# Painting Limestone Bock



## Colorful Cans (Oct 16, 2009)

*Painting Limestone Block*

I have a customer who wants to paint his limestone bock exterior. Basically this is a 30 year old house, the exterior is partially limestone block. The limestone is stained in some areas, other areas have some mold on them.

There is another house in the neighborhood that had the limestone coated. We drove by that and took a look, it was painted white, almost a primer look to it.

I'm don't know what product to use. I checked with the manager at my SW store, he called someone and said that they did not have anything for Limestone.

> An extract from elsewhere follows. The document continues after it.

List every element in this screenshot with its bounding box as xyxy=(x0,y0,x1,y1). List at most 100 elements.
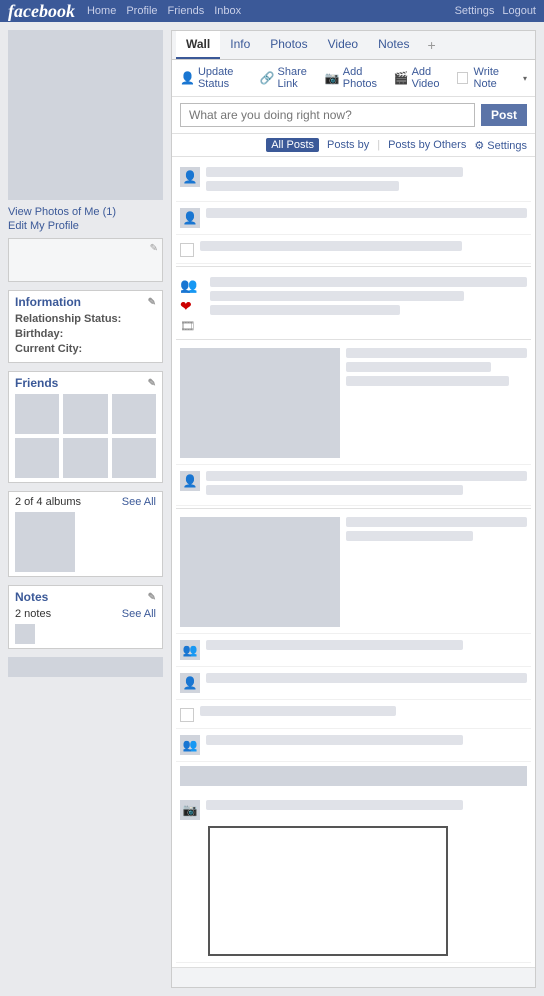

Anyone know what product to use on limestone? There must be something out there.

Unfortunately you can't change misspellings in titles.... Obviously should be Block.

Thanks.


----------



## painterman (Jun 2, 2007)

Do a search for Mineral Paint .... Eco House... I think that is what you need.


----------



## Andyman (Feb 21, 2009)

What about powerwashing with Krud Kutter to make the limestone look new again? Sounds like it is just dirty to me. Otherwise just prime and paint it with something masonary like.


----------



## Colorful Cans (Oct 16, 2009)

Thanks, the mineral paint has some potential, Keim seems to be the only folks that produce it and I have a call into them. Eco House also looks like a viable solution, anybody ever use this type of Silicate Dispersion Paint?

In this customers neighborhood, there was another house that had this done to their Limestone about 15 years ago, it still looks good and my customer likes the look (can't say I agree, but...). Anyway, I'm reluctant to just throw anything on there as I want to make sure it lasts. Sherwin Williams does not offer any type of product that they would recommend using on Limestone (according to their data sheets). I'm relatively confident that masonry primer and then paint would probably work, but want to use something that a manufacturer would stand behind.


----------



## Diversers (Aug 2, 2009)

It's a masonry cleaner made by a company called Dumond Chemical, there the same company that make Peel Away. This stuff is amazing, it cleans just about an stain off. I wouldn't recommend painting Limestone or any stone unless the owner insist. Loxon Primer should do the trick, or Bonding primer. Something that would stick to a surface with high ph


----------



## NCPaint1 (Aug 6, 2009)

Check out this link, I added it in the "elastomerics" post. It may work for this application.

www.creto.net/products/deep-sealer.php


----------